« Ce que la Chine nous apprend », de Léon Vandermeersch
Ailleurs, est-ce tout autrement, ou tout pareillement ? Vieux dilemme, qui ne cesse de hanter toute réflexion sur les cultures lointaines. Il engendre deux pièges, qui débouchent sur des impasses. Si l’on attribue aux autres une singularité radicale, les cultures finiront comme autant d’univers étanches et autonomes, sans communication possible, sans traduction envisageable, sans intersection aucune. Ce qui est faux. A l’inverse, si l’on ne voit que le terreau commun, les expériences de l’humanité qui se rencontrent partout, alors ce choix de l’universalité va gommer les créations spécifiques. On supposera que toutes les cultures vivent, pensent et disent, dans le fond, la même chose. A tort, évidemment.
Grand savant, Léon Vandermeersch rappelle aujourd’hui, en prenant l’exemple majeur de la Chine, à laquelle il a consacré toute sa vie, que la seule attitude juste est celle qui tient compte des deux versants, et de leurs renvois permanents. Il souligne à juste titre qu’une culture « autre » intéresse par son élaboration singulière de la condition humaine universelle, par la mise en lumière et l’approfondissement de cette universalité qu’apportent ses créations particulières. Comme il ne sert pas à grand-chose de le dire de manière générale, ce maître sinologue développe, magistralement, trois exemples.

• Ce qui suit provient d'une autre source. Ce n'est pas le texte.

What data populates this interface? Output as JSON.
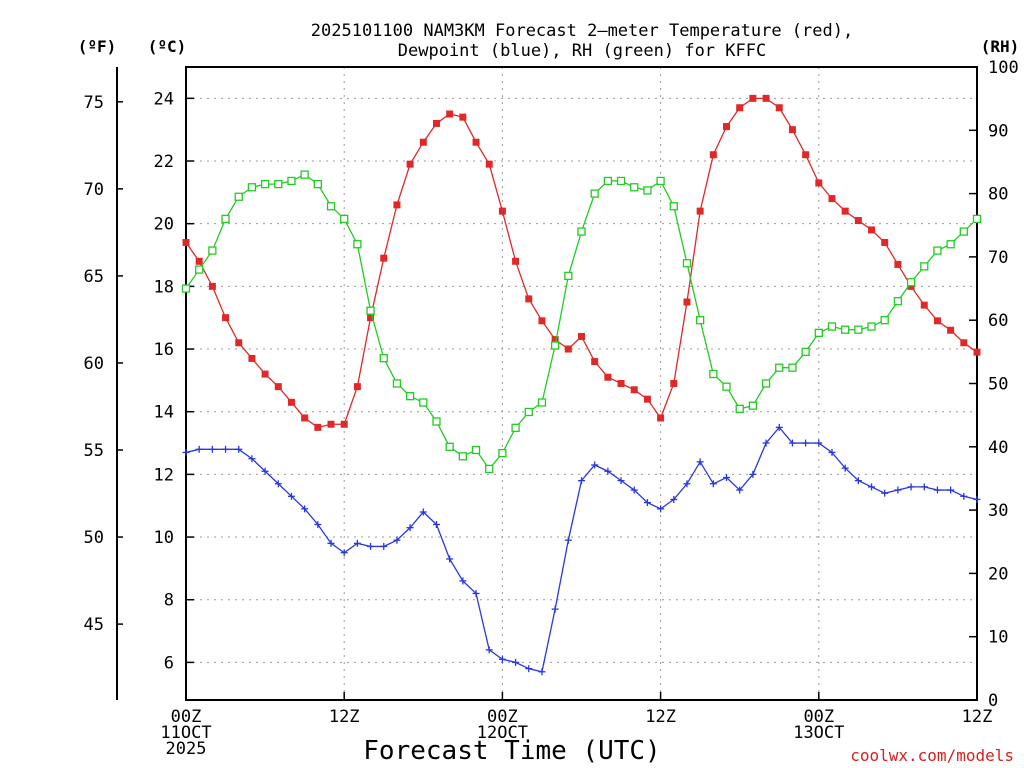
{
  "chart_data": {
    "type": "line",
    "title_line1": "2025101100 NAM3KM Forecast 2—meter Temperature (red),",
    "title_line2": "Dewpoint (blue), RH (green) for KFFC",
    "xlabel": "Forecast Time (UTC)",
    "credit": "coolwx.com/models",
    "credit_color": "#d62020",
    "units": {
      "fahrenheit": "(ºF)",
      "celsius": "(ºC)",
      "rh": "(RH)"
    },
    "x_hours_range": [
      0,
      60
    ],
    "x_ticks": [
      {
        "hour": 0,
        "lines": [
          "00Z",
          "11OCT",
          "2025"
        ]
      },
      {
        "hour": 12,
        "lines": [
          "12Z"
        ]
      },
      {
        "hour": 24,
        "lines": [
          "00Z",
          "12OCT"
        ]
      },
      {
        "hour": 36,
        "lines": [
          "12Z"
        ]
      },
      {
        "hour": 48,
        "lines": [
          "00Z",
          "13OCT"
        ]
      },
      {
        "hour": 60,
        "lines": [
          "12Z"
        ]
      }
    ],
    "celsius_range": [
      4.8,
      25.0
    ],
    "celsius_ticks": [
      6,
      8,
      10,
      12,
      14,
      16,
      18,
      20,
      22,
      24
    ],
    "fahrenheit_ticks": [
      45,
      50,
      55,
      60,
      65,
      70,
      75
    ],
    "rh_range": [
      0,
      100
    ],
    "rh_ticks": [
      0,
      10,
      20,
      30,
      40,
      50,
      60,
      70,
      80,
      90,
      100
    ],
    "hours": [
      0,
      1,
      2,
      3,
      4,
      5,
      6,
      7,
      8,
      9,
      10,
      11,
      12,
      13,
      14,
      15,
      16,
      17,
      18,
      19,
      20,
      21,
      22,
      23,
      24,
      25,
      26,
      27,
      28,
      29,
      30,
      31,
      32,
      33,
      34,
      35,
      36,
      37,
      38,
      39,
      40,
      41,
      42,
      43,
      44,
      45,
      46,
      47,
      48,
      49,
      50,
      51,
      52,
      53,
      54,
      55,
      56,
      57,
      58,
      59,
      60
    ],
    "series": [
      {
        "name": "2-meter Temperature",
        "axis": "celsius",
        "color": "#e02828",
        "marker": "filled-square",
        "values": [
          19.4,
          18.8,
          18.0,
          17.0,
          16.2,
          15.7,
          15.2,
          14.8,
          14.3,
          13.8,
          13.5,
          13.6,
          13.6,
          14.8,
          17.0,
          18.9,
          20.6,
          21.9,
          22.6,
          23.2,
          23.5,
          23.4,
          22.6,
          21.9,
          20.4,
          18.8,
          17.6,
          16.9,
          16.3,
          16.0,
          16.4,
          15.6,
          15.1,
          14.9,
          14.7,
          14.4,
          13.8,
          14.9,
          17.5,
          20.4,
          22.2,
          23.1,
          23.7,
          24.0,
          24.0,
          23.7,
          23.0,
          22.2,
          21.3,
          20.8,
          20.4,
          20.1,
          19.8,
          19.4,
          18.7,
          18.0,
          17.4,
          16.9,
          16.6,
          16.2,
          15.9
        ]
      },
      {
        "name": "Dewpoint",
        "axis": "celsius",
        "color": "#2838e0",
        "marker": "plus",
        "values": [
          12.7,
          12.8,
          12.8,
          12.8,
          12.8,
          12.5,
          12.1,
          11.7,
          11.3,
          10.9,
          10.4,
          9.8,
          9.5,
          9.8,
          9.7,
          9.7,
          9.9,
          10.3,
          10.8,
          10.4,
          9.3,
          8.6,
          8.2,
          6.4,
          6.1,
          6.0,
          5.8,
          5.7,
          7.7,
          9.9,
          11.8,
          12.3,
          12.1,
          11.8,
          11.5,
          11.1,
          10.9,
          11.2,
          11.7,
          12.4,
          11.7,
          11.9,
          11.5,
          12.0,
          13.0,
          13.5,
          13.0,
          13.0,
          13.0,
          12.7,
          12.2,
          11.8,
          11.6,
          11.4,
          11.5,
          11.6,
          11.6,
          11.5,
          11.5,
          11.3,
          11.2
        ]
      },
      {
        "name": "RH",
        "axis": "rh",
        "color": "#22cc22",
        "marker": "open-square",
        "values": [
          65,
          68,
          71,
          76,
          79.5,
          81,
          81.5,
          81.5,
          82,
          83,
          81.5,
          78,
          76,
          72,
          61.5,
          54,
          50,
          48,
          47,
          44,
          40,
          38.5,
          39.5,
          36.5,
          39,
          43,
          45.5,
          47,
          56,
          67,
          74,
          80,
          82,
          82,
          81,
          80.5,
          82,
          78,
          69,
          60,
          51.5,
          49.5,
          46,
          46.5,
          50,
          52.5,
          52.5,
          55,
          58,
          59,
          58.5,
          58.5,
          59,
          60,
          63,
          66,
          68.5,
          71,
          72,
          74,
          76
        ]
      }
    ]
  }
}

L’écriture idéographique de la Chine est une singularité absolue. A la différence des notations alphabétiques, la langue écrite n’y est plus un décalque de la langue parlée, et une pensée « graphique » s’y développe. Ce qui permet de mieux comprendre ce fait universel : le langage humain a deux fonctions, l’une de communication, l’autre de spéculation. Le deuxième exemple concerne la société : selon Léon Vandermeersch, une autre singularité de la Chine traditionnelle est d’avoir façonné son économie et son mode de production sur des idées préexistantes. Elle fait ainsi comprendre que les sociétés humaines se distinguent de celles des abeilles ou des fourmis : des représentations y façonnent du réel.

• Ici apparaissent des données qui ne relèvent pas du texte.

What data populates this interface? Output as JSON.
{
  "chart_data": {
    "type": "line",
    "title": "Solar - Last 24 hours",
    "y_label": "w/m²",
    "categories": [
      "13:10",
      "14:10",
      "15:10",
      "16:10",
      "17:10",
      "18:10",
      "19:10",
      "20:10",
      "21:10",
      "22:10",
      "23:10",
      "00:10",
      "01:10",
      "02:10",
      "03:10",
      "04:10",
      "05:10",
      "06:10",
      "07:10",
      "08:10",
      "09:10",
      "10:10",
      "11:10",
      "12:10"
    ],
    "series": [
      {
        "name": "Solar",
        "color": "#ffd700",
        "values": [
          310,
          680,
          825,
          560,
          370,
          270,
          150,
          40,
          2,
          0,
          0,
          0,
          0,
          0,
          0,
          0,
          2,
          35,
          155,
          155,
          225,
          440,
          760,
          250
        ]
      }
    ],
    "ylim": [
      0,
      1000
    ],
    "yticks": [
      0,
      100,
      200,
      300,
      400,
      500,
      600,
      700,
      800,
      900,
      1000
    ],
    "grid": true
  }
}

L’humain, « un avec le Ciel »
Le dernier grand exemple est d’ordre existentiel. En inventant des systèmes de divination très singuliers, mais fondés sur l’idée centrale que l’humain est « un avec le Ciel », la culture chinoise ancienne éclaire cette conception universelle : l’homme est une partie de la nature. Cette idée aboutit, dans le bouddhisme chinois, à l’intuition que « dans l’absolu toutes les différences entre les êtres disparaissent ». Ce qui provoque, par exemple, cette déroutante devinette du maître Wenyan (864-949), destinée à inciter à l’illumination : « Qu’est-ce qu’un Bouddha ? Un bâton torche-cul. » Entre perfection et ordure, pas d’écart !

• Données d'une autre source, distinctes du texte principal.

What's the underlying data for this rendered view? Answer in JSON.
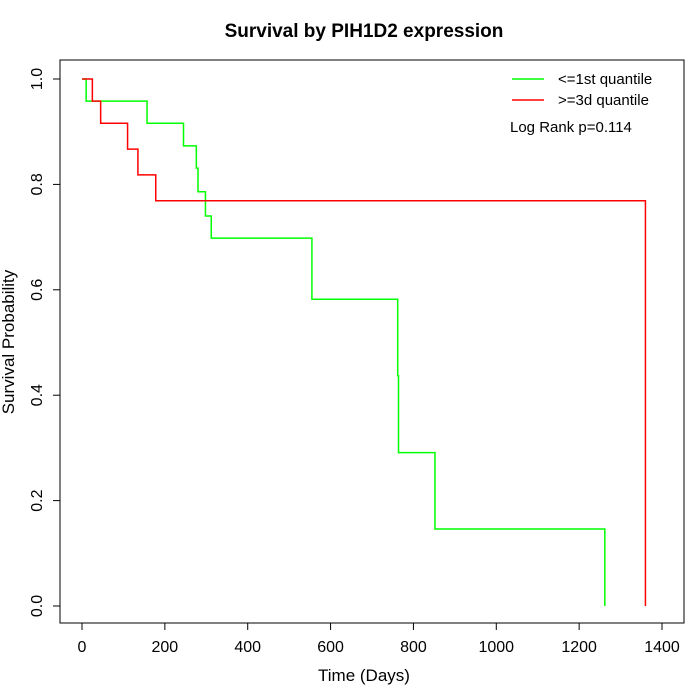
{
  "chart_data": {
    "type": "line",
    "title": "Survival by PIH1D2 expression",
    "xlabel": "Time (Days)",
    "ylabel": "Survival Probability",
    "xlim": [
      0,
      1400
    ],
    "ylim": [
      0,
      1
    ],
    "x_ticks": [
      "0",
      "200",
      "400",
      "600",
      "800",
      "1000",
      "1200",
      "1400"
    ],
    "y_ticks": [
      "0.0",
      "0.2",
      "0.4",
      "0.6",
      "0.8",
      "1.0"
    ],
    "annotation": "Log Rank p=0.114",
    "legend_position": "top-right",
    "series": [
      {
        "name": "<=1st quantile",
        "color": "#00ff00",
        "steps": [
          [
            0,
            1.0
          ],
          [
            10,
            0.958
          ],
          [
            157,
            0.916
          ],
          [
            245,
            0.873
          ],
          [
            276,
            0.831
          ],
          [
            280,
            0.786
          ],
          [
            298,
            0.74
          ],
          [
            312,
            0.698
          ],
          [
            555,
            0.582
          ],
          [
            762,
            0.437
          ],
          [
            764,
            0.291
          ],
          [
            852,
            0.146
          ],
          [
            1262,
            0.146
          ],
          [
            1262,
            0.0
          ]
        ]
      },
      {
        "name": ">=3d quantile",
        "color": "#ff0000",
        "steps": [
          [
            0,
            1.0
          ],
          [
            25,
            0.958
          ],
          [
            45,
            0.916
          ],
          [
            110,
            0.867
          ],
          [
            135,
            0.818
          ],
          [
            178,
            0.769
          ],
          [
            1360,
            0.769
          ],
          [
            1360,
            0.0
          ]
        ]
      }
    ]
  }
}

Ce résumé reflète mal la force de ce livre, modeste par sa taille, non par ses leçons. Léon Vandermeersch, qui a passé une grande partie de sa très longue vie (il est né en 1928) en Asie, comme professeur, puis directeur de l’Ecole française d’Extrême-Orient, est l’un des meilleurs connaisseurs au monde des sagesses chinoises, de leur genèse et de leur évolution. C’est pourquoi cet essai est une petite merveille d’érudition transparente et d’acuité de pensée. Il contient plus que d’épais traités creux, parce que chaque mot y est pesé, notamment pour expliquer… que le langage nous trompe. Savantissime et accessible, il n’oublie pas d’être malicieux.